Archive | 17 juin 2020

Toffee et moi de Sarah Crossan

Présentation de l’éditeur :

Allison s’est enfuie de chez elle. Elle n’a nulle part où aller. Un peu par hasard, elle trouve refuge chez Marla, une femme qui pense la reconnaître et qui pourtant l’appelle « Toffee » . Allison cherche à oublier, Marla veut se souvenir. Alors, le temps de trouver un nouveau toit, de guérir de ses blessures, la jeune femme accepte d’être Toffee. Et en dépit du mensonge, une amitié tendre et fragile naît entre les deux femmes.
Peu à peu, la chaleur d’un foyer, d’une famille choisie, renaît.

Merci à Netgalley et aux éditions Rageot pour leur confiance.

Mon avis :

Lire ce roman, c’est tout d’abord retrouver la prose troublante de Sarah Crossan – prose, poème, la frontière est mince pour qualifier cette oeuvre. La délicatesse de l’écriture ne peut pas faire oublier la dureté des sujets abordés. Toffee et moi est un roman féminin, et nous suivons Allison, dans sa fuite pour survivre. Elle cherche, d’abord, sa belle-mère qui elle aussi a fui. Ce qui m’a questionnée est surtout comment Kelly-Ann a pu tenir aussi longtemps – pour Allison ? Mais Kelly-Ann n’est pas là, plus là, Allison doit donc se débrouiller – survivre, à nouveau.

Elle rencontre Marla, Marla qui vit quasiment seule, entre aide-ménagère qui vient mais ne comble pas la solitude, et fils qui passe, parfois. Marla perd la tête, comme on dit familièrement, Marla souffre de démence sénile, comme on dit techniquement. Marla oublie, et pourtant, Marla se souvient, parfois, elle se souvient de Mary, sa fille, elle se souvient de Toffee, et pourtant, Marla n’a pas vu, n’a pas échangé avec Toffee depuis longtemps. Mais pour elle, aujourd’hui, Toffee est là, et Allison accepte d’être Toffee – contre un toit, un peu de chaleur, un peu d’amitié aussi.

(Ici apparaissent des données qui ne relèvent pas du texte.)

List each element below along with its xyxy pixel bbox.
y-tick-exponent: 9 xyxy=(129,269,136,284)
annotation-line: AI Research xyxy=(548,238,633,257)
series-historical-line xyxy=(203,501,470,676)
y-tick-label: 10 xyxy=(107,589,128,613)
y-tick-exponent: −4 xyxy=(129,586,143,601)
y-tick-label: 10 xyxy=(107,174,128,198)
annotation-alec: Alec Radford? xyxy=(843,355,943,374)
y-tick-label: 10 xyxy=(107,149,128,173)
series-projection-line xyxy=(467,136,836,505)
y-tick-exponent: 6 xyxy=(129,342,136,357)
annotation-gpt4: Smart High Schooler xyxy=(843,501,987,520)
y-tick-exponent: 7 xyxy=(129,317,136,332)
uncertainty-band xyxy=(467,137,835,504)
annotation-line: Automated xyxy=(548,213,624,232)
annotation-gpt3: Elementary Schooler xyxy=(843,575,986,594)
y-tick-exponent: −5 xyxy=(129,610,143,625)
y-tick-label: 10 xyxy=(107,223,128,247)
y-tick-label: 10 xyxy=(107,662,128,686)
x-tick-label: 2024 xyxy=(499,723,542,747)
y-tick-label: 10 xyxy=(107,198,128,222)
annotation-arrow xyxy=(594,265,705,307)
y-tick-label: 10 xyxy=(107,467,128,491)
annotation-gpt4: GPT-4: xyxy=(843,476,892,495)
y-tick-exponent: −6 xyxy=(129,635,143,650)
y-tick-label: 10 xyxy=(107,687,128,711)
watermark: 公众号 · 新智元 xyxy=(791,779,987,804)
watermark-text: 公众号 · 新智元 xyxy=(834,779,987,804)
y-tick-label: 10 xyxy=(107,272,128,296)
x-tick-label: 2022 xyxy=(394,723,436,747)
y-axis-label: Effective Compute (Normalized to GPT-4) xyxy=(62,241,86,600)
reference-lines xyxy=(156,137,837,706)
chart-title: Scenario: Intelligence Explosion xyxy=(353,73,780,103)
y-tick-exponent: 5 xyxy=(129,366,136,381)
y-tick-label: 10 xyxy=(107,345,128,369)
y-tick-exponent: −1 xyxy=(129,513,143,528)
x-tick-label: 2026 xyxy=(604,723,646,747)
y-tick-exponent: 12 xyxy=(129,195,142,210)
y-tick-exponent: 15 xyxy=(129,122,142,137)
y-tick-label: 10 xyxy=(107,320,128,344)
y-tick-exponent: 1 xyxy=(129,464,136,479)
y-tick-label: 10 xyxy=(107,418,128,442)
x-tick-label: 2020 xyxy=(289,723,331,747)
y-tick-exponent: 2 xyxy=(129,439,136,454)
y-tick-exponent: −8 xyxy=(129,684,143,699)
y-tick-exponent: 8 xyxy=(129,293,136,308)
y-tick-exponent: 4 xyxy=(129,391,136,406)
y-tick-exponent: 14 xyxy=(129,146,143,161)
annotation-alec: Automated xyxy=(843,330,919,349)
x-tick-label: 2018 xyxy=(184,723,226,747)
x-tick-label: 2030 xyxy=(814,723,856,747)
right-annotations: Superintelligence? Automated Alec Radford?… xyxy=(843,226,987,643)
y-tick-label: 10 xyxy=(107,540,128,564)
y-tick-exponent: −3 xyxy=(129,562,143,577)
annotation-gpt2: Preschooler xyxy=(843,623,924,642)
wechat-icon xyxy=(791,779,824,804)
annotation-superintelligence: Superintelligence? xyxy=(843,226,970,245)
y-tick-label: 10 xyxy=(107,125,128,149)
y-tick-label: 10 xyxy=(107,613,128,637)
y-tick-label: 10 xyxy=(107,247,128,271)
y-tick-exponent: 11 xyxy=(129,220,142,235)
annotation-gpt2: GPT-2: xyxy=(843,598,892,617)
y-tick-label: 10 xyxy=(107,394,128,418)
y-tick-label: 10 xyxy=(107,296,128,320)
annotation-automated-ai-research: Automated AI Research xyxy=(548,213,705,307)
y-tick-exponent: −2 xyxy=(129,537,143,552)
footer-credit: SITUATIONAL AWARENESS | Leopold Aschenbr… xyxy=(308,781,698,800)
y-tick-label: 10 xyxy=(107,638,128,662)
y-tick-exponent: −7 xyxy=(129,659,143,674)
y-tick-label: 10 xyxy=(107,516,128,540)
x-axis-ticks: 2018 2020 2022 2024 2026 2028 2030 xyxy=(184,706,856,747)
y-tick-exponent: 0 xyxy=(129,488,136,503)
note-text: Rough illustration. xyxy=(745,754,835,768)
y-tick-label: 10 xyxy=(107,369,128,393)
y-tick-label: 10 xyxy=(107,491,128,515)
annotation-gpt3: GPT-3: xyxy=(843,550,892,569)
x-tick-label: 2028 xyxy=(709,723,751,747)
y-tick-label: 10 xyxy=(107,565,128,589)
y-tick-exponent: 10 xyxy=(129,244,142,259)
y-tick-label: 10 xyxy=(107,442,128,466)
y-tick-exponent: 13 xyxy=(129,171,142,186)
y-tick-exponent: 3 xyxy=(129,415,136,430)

Le récit se passe au bord de la mer, un lieu dont on ne peut s’échapper, parce que l’on est au bout de tout, mais un lieu aussi, dont on part traditionnellement – par la mer.

Même si le récit est servi par une très belle écriture, il devient très dur à lire au fur et à mesure que nous découvrons l’ampleur du calvaire d’Allison, le cheminement aussi qu’elle a suivi pour comprendre qu’elle n’était pas responsable de ce qu’elle subissait. Les mécanismes mis en oeuvre par le parent-bourreau pour culpabiliser l’enfant, ainsi que les mécanismes que met au point l’enfant pour le protéger vis à vis de l’extérieur sont très bien montrés, par petites touches. Oui, les services sociaux peuvent passer à côté, les pires violences ne sont pas toujours visibles, et quand elles le sont, les enfants peuvent être suffisamment grands pour savoir comment les dissimuler.

L’espoir est-il au bout du chemin ? Peut-être. La volonté de s’en sortir pleinement, oui, de dire enfin. Pas toujours facile.